A glorious monument to overproduction



February 2, 2009: Kenty and Tess have come and gone, and their admirable touristic fervour led me to experience the Real Shanghai, from a foreign visitor's perspective, for the first time.

First up was Yuyuan, the Mandarin's Garden, right near my place though i'd never gone inside.

Nice fishes they've got there.

From that rather desolate collection of crazy paving and courtyards (this may be a bit unfair as the day was very cold, but with its courtyard walls it's certainly designed to receive minimum sun) we hit up the world's highest observation deck, in the World Financial Center or whatever that massive building known as The Bottle Opener is actually called.


(Its non-identical 'twin' tower, the Jinmao Building across the road, is one building i really like.)


My cheapness meant we didn't go all the way to the top deck at 474 metres, only to the 430 metre one.
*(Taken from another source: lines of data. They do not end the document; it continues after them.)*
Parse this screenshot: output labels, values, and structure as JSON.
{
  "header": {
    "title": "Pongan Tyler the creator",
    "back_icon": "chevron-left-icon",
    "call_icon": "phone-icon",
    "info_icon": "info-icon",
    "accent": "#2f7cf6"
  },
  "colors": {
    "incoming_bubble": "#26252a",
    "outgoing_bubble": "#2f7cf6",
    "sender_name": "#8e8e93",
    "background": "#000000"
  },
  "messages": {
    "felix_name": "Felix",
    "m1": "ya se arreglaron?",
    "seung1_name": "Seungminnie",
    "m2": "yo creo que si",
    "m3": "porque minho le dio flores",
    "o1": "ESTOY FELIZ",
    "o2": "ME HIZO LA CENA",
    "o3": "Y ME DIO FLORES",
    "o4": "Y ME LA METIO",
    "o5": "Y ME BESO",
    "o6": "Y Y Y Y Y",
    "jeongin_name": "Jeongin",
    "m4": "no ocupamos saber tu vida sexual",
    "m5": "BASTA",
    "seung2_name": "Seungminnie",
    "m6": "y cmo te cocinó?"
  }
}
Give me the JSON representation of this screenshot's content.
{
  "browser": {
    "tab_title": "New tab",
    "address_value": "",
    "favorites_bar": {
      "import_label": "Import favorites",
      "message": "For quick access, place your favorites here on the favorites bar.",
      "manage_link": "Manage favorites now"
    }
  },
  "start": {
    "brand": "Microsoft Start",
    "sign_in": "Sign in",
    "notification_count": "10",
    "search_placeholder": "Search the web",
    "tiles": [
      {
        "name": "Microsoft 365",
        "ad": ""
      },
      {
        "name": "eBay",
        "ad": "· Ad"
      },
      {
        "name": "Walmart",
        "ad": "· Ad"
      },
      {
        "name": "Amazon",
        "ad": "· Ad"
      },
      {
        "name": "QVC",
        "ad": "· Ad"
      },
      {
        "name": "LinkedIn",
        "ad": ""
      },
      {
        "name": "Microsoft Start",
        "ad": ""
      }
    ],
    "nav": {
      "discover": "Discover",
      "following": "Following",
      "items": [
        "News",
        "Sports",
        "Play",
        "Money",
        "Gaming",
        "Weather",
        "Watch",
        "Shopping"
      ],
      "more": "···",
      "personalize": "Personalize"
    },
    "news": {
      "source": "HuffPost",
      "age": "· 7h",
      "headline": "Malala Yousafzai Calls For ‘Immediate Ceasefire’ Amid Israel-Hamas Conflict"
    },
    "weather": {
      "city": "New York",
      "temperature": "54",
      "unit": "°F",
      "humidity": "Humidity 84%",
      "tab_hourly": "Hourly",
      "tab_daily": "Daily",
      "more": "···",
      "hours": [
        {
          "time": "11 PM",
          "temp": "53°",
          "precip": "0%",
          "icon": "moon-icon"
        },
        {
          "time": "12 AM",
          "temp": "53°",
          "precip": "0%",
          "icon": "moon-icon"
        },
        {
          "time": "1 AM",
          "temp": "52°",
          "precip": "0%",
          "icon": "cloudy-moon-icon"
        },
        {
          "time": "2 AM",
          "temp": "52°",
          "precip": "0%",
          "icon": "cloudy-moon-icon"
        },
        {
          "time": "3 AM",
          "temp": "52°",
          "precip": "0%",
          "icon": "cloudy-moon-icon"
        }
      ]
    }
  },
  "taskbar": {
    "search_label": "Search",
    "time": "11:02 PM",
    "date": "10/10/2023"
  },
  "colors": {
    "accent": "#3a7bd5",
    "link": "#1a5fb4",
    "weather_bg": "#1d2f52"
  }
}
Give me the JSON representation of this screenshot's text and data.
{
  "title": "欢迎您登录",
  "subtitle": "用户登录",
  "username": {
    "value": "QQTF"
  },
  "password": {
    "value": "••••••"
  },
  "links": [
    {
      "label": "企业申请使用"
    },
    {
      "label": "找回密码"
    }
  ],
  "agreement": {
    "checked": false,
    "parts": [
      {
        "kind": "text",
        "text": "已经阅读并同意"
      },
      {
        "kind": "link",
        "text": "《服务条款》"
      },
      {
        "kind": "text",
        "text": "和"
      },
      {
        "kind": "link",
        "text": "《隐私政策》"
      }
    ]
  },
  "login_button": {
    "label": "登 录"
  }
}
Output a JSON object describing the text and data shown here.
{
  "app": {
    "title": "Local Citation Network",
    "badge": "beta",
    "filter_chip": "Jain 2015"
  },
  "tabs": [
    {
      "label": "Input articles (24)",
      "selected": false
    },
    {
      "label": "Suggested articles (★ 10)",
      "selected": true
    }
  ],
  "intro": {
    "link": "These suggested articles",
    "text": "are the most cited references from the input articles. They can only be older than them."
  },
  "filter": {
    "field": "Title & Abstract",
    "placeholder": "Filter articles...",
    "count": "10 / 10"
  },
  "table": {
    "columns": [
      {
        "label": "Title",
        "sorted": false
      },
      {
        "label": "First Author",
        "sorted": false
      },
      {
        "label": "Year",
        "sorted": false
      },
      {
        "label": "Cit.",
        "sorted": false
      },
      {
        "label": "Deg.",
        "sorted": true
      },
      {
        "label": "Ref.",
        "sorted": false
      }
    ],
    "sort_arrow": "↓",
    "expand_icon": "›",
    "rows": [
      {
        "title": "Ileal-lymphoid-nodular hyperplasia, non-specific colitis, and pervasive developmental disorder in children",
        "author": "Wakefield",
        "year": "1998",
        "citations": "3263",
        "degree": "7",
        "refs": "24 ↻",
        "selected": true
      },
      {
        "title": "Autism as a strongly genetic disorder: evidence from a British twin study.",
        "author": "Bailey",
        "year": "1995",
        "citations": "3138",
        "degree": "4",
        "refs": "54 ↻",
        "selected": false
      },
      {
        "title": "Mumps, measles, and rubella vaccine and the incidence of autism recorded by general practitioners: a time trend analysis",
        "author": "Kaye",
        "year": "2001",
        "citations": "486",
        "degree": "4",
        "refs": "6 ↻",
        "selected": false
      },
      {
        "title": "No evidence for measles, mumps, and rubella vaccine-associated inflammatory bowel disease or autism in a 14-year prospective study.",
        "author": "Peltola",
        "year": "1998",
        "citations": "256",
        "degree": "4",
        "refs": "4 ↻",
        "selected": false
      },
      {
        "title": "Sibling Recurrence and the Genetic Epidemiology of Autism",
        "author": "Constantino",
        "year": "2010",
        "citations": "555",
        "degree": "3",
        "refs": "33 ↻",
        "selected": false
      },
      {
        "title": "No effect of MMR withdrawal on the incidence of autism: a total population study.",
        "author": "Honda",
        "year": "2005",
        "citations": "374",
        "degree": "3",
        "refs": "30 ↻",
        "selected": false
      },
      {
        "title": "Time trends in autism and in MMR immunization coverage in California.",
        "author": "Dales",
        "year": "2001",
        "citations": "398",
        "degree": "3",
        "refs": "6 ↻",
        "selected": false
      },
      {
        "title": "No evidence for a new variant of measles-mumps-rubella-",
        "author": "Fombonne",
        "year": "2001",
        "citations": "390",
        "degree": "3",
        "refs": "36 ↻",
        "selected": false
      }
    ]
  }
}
Kenty, who seemed keen to spend RMB in a way somewhat resemblant of foreign sailors in Old Shanghai (the analogy doesn't actually extend to cheap hookers) wanted the extra 44 metres, and Tess seemed nonplussed, so my convoluted pseudo-mathematical protestations about the exponentially-decreasing significance of additional height beyond the pollution line won out.

We got there about half-past four and the sun was still above the above-mentioned pollution-line. However the astonishingly lame, compulsory, "Intro Show" on the basement floor - which consisted of a one=metre scale model of the tower embedded with LED lights, spinning around and around - was there to save us from seeing the city in its full, sunlit glory. When we reached the observation deck the mists were rolling in and the sun had all but disappeared into the haze.




Nonetheless we had spectacular views of the Sim City known as Pudong. (For the uninitiated that's the east side of the river, which has been almost entirely constructed since the mid-90s.)


Next up came Kenty's moment of glory, the Shanghai Tourist Tunnel. I'd never even heard of it, and his introduction to the idea of us going began, "I know it's crap but...." But despite the bitter wind, my scepticism, and Tess's continuing nonplussedness, he nonetheless emphasised repeatedly his burning desire to see it, due to its being there for tourists. And despite the total fluke required to actually find the entrance, tucked away in the forecourt of some big hotel, and despite its consisting of only 2 elements - WackyWavingInflatableArmFlailingTubeMen and more of those surplus LED lights from now-defunct Guangdong factories (I guess this is what's respectfully termed "the early signs of over-production"), i think anyone who says the Shanghai Tourist Tunnel is crap just isn't opening their mind (or maybe camera lens) long enough.



Bravo kenty, for speaking out for the unpopular cause.